1976 Niese v. Klos, 216 Va. 701, 222 S.E.2d 798.

Pleadings-amendment. Amendment to pleadings are to be liberally allowed.

1971 Rockwell v. Allman, 211 Va. 560, 179 S.E.2d 471.

Pleadings-amendment. Plaintiff sues defendant’s administrator for personal injury. Administrator thereafter established that his appointment was void. Not error to overrule plaintiff’s motion to amend by substituting correct administratrices who bore no relation to defendant and were never served with process. Misnomer is mistake in name but not person.

1970 Haymore v. Brizendine, 210 Va. 578, 172 S.E.2d 774.

Pleadings-amendment. Leave to amend was conditioned on retrial. Plaintiff refused retrial and leave to amend was denied. By refusing, plaintiff waived objections. Trial court has authority to impose conditions in granting leave to amend.

1967 Pittman v.
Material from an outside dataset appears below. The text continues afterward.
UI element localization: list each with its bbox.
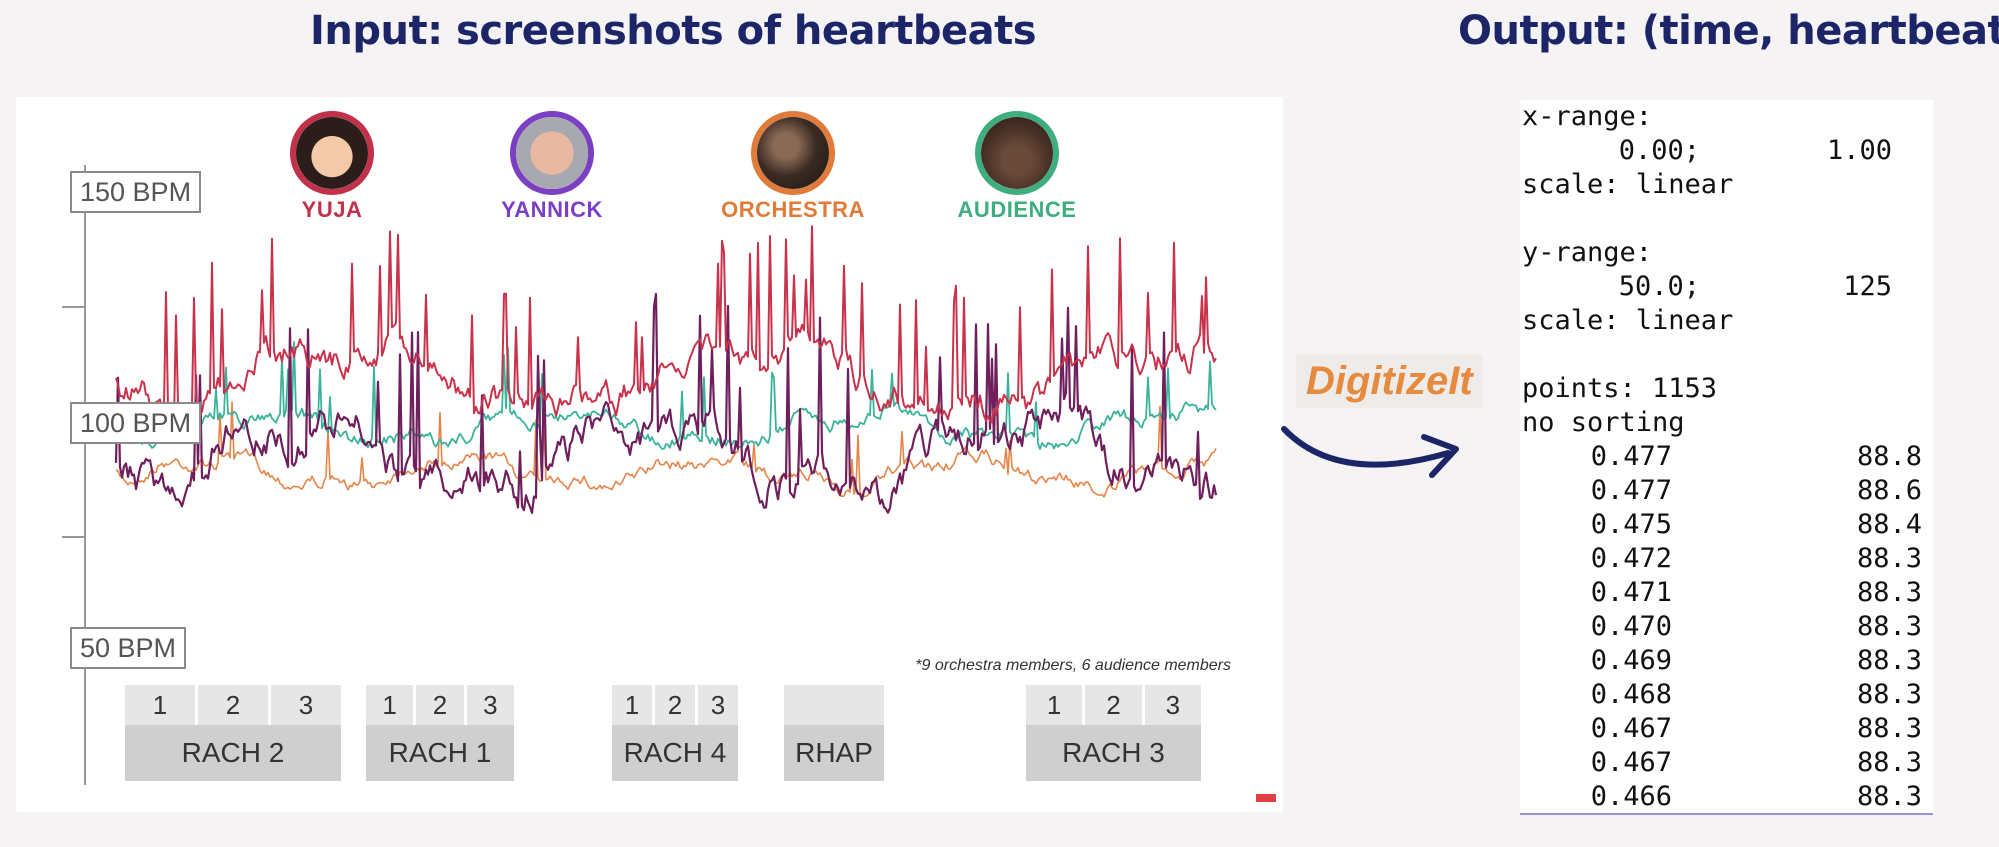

Pittman, 208 Va. 476, 158 S.E.2d 746.

Pleadings-amendment. Rule allowing amendment of pleadings is to be liberally construed.

1959 Virginia Ry. v. Calhoun, 200 Va. 908, 108 S.E.2d 239.

FELA case. Defendant failed to plead that plaintiff fraudulently obtained employment and was therefore barred from presenting evidence of such at trial.

1957 Herndon v. Wickham, 198 Va. 824, 97 S.E.2d 5.

Pleadings-amendment. Court allowed defendant to amend his grounds of defense so as to assert statute of limitations as defense even though 21 days for filing answer had expired.

1957 Jacobson v. Southern Biscuit Co., 198 Va. 813, 97 S.E.2d 1.

Pleadings-amendment. Where right party is before court under wrong name, amendment to cure misnomer will be allowed in spite of running of statute of limitations.

1948 Walker v. Memorial Hosp., 187 Va. 5, 45 S.E.2d 898.

Pleadings-amendment. Plaintiff did not allege failure to warn as act of negligence. Defendant did not object to this consideration at trial. In any case, plaintiff probably would have been granted leave to amend to include failure to warn.

1947 P.L. Fanner, Inc. v. Cimino, 185 Va. 965, 41 S.E.2d 1.

Pleadings-amendment. Liberalized amendment rule provides for amendments when it appears there is variance.